Geophysical survey of a mud volcano seaward of the Barbados Ridge Accretionary Complex

A detailed geophysical investigation that included multibeam bathymetry, 3.5-kHz-channel and single-channel seismic profiles, 20 heat flow measurements and four piston cores was made of a mud volcano located about 8 km seaward of the toe of the Barbados Ridge Accretionary Complex in the northern Guiana Basin. The material erupted from the volcano covers an oval area about 3×9 km with its long axis oriented E–W, roughly perpendicular to the deformation front. A flat-topped mound on the western side of the feature is the currently active center.

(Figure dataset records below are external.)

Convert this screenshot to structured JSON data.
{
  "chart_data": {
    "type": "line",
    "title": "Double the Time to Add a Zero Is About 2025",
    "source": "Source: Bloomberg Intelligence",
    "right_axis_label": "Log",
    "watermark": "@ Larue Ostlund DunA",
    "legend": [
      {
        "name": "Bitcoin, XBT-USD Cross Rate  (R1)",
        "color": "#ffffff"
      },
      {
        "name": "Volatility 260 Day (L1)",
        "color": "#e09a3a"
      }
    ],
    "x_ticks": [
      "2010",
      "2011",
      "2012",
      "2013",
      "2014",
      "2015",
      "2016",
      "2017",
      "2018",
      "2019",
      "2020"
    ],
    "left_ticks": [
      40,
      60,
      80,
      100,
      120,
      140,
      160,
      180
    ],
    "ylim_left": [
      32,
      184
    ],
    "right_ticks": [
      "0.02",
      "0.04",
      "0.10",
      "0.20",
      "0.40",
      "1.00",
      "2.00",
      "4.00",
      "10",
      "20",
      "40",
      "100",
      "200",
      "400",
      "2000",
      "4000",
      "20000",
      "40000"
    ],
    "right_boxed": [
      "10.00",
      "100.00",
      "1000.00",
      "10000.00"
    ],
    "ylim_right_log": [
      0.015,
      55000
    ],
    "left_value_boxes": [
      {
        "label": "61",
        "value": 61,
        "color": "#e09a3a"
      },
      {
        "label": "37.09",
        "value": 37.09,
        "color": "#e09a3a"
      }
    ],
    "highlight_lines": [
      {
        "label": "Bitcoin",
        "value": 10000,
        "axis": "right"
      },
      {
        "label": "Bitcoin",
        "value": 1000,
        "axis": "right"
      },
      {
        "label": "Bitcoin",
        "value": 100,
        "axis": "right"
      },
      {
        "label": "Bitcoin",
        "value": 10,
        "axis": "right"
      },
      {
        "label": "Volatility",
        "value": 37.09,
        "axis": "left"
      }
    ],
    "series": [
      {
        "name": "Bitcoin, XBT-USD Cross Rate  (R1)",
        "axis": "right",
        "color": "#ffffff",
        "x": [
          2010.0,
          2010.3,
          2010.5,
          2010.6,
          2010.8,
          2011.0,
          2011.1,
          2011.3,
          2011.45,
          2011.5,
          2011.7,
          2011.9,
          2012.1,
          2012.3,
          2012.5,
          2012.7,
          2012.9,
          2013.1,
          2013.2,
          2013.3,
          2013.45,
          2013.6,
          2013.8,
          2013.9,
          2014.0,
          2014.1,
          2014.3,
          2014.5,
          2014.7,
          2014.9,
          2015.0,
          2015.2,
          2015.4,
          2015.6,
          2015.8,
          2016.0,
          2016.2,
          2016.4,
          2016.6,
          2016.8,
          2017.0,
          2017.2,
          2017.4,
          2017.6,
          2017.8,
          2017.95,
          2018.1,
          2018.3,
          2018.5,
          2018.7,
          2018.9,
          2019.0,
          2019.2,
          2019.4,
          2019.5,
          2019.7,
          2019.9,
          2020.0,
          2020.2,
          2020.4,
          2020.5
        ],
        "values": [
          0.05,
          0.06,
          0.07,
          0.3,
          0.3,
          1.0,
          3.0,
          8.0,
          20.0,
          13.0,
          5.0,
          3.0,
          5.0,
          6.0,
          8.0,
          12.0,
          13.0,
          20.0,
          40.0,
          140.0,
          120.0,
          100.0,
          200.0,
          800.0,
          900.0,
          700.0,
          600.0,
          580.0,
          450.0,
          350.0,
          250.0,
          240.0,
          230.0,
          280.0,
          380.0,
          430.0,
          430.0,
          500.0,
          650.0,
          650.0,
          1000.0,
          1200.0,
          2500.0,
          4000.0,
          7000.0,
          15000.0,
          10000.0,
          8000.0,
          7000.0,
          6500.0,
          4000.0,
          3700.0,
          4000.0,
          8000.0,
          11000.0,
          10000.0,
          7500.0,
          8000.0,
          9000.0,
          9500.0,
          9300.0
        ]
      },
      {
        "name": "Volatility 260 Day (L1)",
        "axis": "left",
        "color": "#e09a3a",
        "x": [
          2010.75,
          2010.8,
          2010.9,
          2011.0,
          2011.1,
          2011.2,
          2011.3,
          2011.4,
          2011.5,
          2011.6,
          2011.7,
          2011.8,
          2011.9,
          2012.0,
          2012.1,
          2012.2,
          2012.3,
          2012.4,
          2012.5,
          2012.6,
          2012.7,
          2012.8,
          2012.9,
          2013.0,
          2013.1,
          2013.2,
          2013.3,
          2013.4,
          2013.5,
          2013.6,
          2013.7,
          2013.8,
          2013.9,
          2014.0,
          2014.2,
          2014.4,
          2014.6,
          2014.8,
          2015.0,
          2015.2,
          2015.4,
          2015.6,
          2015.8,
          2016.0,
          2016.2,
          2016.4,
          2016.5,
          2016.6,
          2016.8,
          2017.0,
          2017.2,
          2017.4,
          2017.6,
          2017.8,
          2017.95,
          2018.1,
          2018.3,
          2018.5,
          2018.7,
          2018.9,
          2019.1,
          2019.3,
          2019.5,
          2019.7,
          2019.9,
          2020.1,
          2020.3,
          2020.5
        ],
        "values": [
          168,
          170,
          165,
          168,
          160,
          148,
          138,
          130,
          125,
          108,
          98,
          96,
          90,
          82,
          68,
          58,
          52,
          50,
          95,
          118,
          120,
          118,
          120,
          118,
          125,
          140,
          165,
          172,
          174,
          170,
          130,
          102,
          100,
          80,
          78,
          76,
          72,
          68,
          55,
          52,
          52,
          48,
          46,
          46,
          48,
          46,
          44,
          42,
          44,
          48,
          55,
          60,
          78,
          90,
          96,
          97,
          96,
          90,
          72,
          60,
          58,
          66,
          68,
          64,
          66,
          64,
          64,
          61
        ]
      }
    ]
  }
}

Acoustic stratigraphy suggests that mud volcanism began at the site about 200,000 Ma. A piston core taken on the flank of the active mound sampled deposits erupted 20,000–30,000 Ma that contain late Miocene nannofossils. Heat flow on the active mound is 4 times that in the surrounding basin. One-dimensional modeling of this anomaly supports a low-level continuing flux of mud and water at rates of 2–5 cm/yr. The mud volcanism appears to have arisen from the combined action of overpressured water that comes from beneath the accretionary prism and existing overpressures in the oceanic section. Large east-west trending basement escarpments underlie the two known mud volcanoes seaward of the Barbados Ridge Accretionary Complex, and they probably play an important role in developing vertical pathways for fluid to escape and in determining the location where mud volcanism starts.